27 giugno 2017
Aggiornato 22:30
Intervista esclusiva per il Diario Motori

Beltramo intervista Suppo: «Che brutta la carena Ducati...»

Gli ultimi test pre-campionato della MotoGP in Qatar visti dal team principal della Honda: «Già le alette non erano la cosa più bella del mondo. Ma i debuttanti Folger e Zarco se la sono cavata molto bene e anche Suzuki è competitiva»

DOHALivio Suppo, team principal della Honda Hrc, cosa pensi dei debuttanti appena arrivati in MotoGP, che già stanno andando in modo spettacolare?
Sono contento per Poncharal perché ha pescato due belle carte. Sia Folger che Zarco, per lo meno nei test invernali, stanno facendo molto bene, e di solito per gli esordienti non è così facile, quindi sono curioso di vederli in gara. Sicuramente sembra che abbiano fatto due buoni acquisti.

Lo squalo martello della Ducati l'hai visto?
Ovviamente sì. Se la gioca con la nostra bocca da pesce... Già le appendici aerodinamiche dello scorso anno non erano la cosa più bella del mondo, almeno esteticamente. Cercando di inglobarle nella carenatura, diventano ancora più imponenti.
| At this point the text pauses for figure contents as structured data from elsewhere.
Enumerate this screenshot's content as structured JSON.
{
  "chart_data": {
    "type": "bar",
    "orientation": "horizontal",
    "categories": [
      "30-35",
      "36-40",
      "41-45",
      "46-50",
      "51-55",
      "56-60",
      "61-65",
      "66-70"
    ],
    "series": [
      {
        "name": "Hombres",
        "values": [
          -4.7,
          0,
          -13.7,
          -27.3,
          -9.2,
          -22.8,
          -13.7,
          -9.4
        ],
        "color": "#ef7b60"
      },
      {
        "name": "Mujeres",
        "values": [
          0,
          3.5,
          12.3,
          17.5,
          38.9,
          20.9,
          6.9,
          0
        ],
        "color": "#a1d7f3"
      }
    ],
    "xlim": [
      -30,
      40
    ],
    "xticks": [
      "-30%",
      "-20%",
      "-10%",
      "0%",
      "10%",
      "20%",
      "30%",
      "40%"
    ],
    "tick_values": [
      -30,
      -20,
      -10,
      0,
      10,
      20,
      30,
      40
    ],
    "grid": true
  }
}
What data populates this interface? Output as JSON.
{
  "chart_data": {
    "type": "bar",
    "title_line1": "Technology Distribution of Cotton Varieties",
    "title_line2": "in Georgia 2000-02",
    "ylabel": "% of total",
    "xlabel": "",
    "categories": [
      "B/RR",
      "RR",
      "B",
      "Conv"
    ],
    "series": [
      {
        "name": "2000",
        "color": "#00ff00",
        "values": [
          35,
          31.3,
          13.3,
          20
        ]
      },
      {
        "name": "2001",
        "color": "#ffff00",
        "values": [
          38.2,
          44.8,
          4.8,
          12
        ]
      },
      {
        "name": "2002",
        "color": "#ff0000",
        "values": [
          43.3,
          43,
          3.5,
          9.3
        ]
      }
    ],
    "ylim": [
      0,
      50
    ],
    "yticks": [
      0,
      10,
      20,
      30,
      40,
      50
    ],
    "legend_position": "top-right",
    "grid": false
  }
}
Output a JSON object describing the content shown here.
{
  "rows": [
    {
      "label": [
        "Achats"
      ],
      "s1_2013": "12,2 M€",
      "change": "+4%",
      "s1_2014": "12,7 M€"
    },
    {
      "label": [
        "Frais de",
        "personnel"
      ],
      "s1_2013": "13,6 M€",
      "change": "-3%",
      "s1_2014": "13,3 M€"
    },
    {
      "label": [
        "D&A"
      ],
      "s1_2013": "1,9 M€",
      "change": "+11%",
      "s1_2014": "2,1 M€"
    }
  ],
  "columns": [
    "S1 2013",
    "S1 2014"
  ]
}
Ma è la Honda che ha voluto proibire le alette?
Questo è quello che si dice, come al solito. Purtroppo, o per fortuna, siamo la casa più grande del mondo, quindi qualsiasi cosa facciamo sembra che vogliamo imporla.

Però era favorevole a toglierle?
No, noi eravamo, insieme alle altre case giapponesi, favorevoli a una regolamentazione più restrittiva. Non si è riusciti a trovare una visione comune tra le case e quindi la commissione federale ha deciso lei: non si fanno. Poi, come al solito, questo è difficile da mettere per iscritto e quindi tutti gli ingegneri cercano di aggirare le regole.

Alla fine si è speso di più?
Secondo me no. In aerodinamica si è sempre speso. Ricordo quindici anni fa quando ero in Ducati e iniziammo la MotoGP con Filippo Preziosi si andava a provare in galleria del vento a Torino, da Pininfarina, ed ero io a portarci i piloti più di una volta all'anno. Lavoravamo con Alan Jenkins, un famoso aerodinamico della Formula 1. Soldi per l'aerodinamica se ne sono sempre spesi, anche se non per gli alettoni.

Una volta l'aerodinamica era per la penetrazione, oggi per il carico. Questa ricerca non è più costosa?
Ogni casa ha un budget finito, grande o piccolo. Dipende dal responsabile tecnico decidere quanto dedicarne all'aerodinamica e quanto al motore, a seconda di dove ciascuno si sente più forte.

E l'elettronica?
Alla fine è stata un'idea vincente di Carmelo Ezpeleta. È stata tanto criticata, anche in questo caso si diceva che la Honda non la volesse ma alla fine Nakamoto è stato molto aperto. Avevamo un grande vantaggio sull'elettronica, ma capì che per il bene dello sport avere un software unico era fondamentale. Senza, Ktm non sarebbero mai entrate, e Suzuki non sarebbe così competitiva. Questa è stata una bella gatta da pelare per gli ingegneri e i piloti ma un'introduzione valida per aumentare il numero di costruttori.

Ti manca Nakamoto?
Ovviamente lo sento ancora, è sempre in ufficio, anche se meno operativo di prima. Ho la fortuna che il suo successore è molto simile a lui, di mentalità aperta: d'altronde è un suo uomo, lavorò con lui in F1. Mi manca molto come persona, come amico, ma sono contento per lui che vada in pensione a 60 anni, quando è ancora giovane e ha voglia di fare. Ma con il suo successore si può lavorare molto bene.

Infatti il cambio non si è quasi notato, da fuori...
Ma anche da dentro. Siamo davvero molto contenti.